Majid Al Futtaim, a prominent Dubai-based conglomerate, announced on Tuesday a net profit of Dh1.6 billion and revenue of Dh16.7 billion for the first half of 2024. The company, known for its pioneering work in shopping malls, communities, retail, and leisure, highlighted its stable performance, bolstered by a diversified portfolio and a robust balance sheet, despite facing macroeconomic challenges due to geopolitical instability and regional currency devaluations.

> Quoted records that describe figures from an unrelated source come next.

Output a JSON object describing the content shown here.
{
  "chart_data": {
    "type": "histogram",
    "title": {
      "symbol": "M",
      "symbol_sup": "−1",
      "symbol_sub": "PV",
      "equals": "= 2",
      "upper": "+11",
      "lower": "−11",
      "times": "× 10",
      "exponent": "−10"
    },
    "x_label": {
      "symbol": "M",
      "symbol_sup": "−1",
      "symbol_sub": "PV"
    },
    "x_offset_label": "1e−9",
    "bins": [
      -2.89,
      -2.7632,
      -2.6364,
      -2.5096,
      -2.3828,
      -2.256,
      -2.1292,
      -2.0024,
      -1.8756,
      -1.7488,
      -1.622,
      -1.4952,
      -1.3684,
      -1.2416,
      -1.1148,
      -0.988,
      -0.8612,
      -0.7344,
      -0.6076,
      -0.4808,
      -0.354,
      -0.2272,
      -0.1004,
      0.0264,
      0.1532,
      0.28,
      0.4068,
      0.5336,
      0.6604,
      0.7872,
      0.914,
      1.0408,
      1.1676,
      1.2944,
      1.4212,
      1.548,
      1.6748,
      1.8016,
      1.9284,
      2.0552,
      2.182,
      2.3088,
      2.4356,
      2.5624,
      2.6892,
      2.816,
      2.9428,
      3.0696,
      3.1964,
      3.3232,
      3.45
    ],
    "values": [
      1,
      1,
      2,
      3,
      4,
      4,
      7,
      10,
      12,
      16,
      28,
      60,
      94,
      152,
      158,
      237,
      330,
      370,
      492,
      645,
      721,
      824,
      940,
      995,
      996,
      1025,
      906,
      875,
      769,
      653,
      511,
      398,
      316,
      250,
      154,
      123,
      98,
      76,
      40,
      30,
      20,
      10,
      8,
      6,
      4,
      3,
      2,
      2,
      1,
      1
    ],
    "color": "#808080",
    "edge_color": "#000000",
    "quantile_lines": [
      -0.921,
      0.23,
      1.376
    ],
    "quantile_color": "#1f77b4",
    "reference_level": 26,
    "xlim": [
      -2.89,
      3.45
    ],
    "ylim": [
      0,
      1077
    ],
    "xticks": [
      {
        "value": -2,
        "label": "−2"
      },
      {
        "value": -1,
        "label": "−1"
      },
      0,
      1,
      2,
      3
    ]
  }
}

The group's assets increased by two percent compared to the previous year, but its retail division saw a six percent drop in revenue to Dh16.7 billion, and Ebitda decreased by two percent to Dh2.1 billion. Adjusted for currency fluctuations, the group's revenue only fell by three percent, with Ebitda and net profit showing a slight increase of one percent.
Ahmed Galal Ismail, CEO of Majid Al Futtaim – Holding, emphasized the resilience of their diversified portfolio, safeguarding overall profitability amidst challenging operational environments. Majid Al Futtaim Properties achieved a record performance, fueled by the success of UAE-based shopping malls and robust consumer confidence in developments like Tilal Al Ghaf and the newly introduced Ghaf Woods.
The property division experienced a nine percent rise in revenue to Dh3.7 billion, mainly due to the Tilal al Ghaf development and increased revenues from UAE shopping malls. Ebitda for this sector climbed by 11 percent to Dh1.9 billion. Shopping malls saw an eight percent increase in revenue and maintained a high occupancy rate of 96 percent. Hotel revenue per available room (RevPAR) increased by 18 percent, reflecting Dubai's growing status as a tourism destination.
In June, Majid Al Futtaim launched Ghaf Woods, a unique forest-living community in Dubai, which quickly sold out its initial phase of 1,000 units. The cinemas portfolio saw a three percent increase in admissions, contributing to a 103 percent growth in Ebitda. The lifestyle business reported a 23 percent increase in revenue to Dh584 million, while retail revenue declined by 11 percent to Dh11.6 billion and Ebitda fell by 47 percent to Dh278 million, impacted by reduced consumer spending due to regional geopolitical conflicts and currency devaluations.
Majid Al Futtaim maintains a strong financial and liquidity position, supported by a balanced capital structure. Net borrowings were reduced to Dh14.6 billion, with most debt maturing after 2027.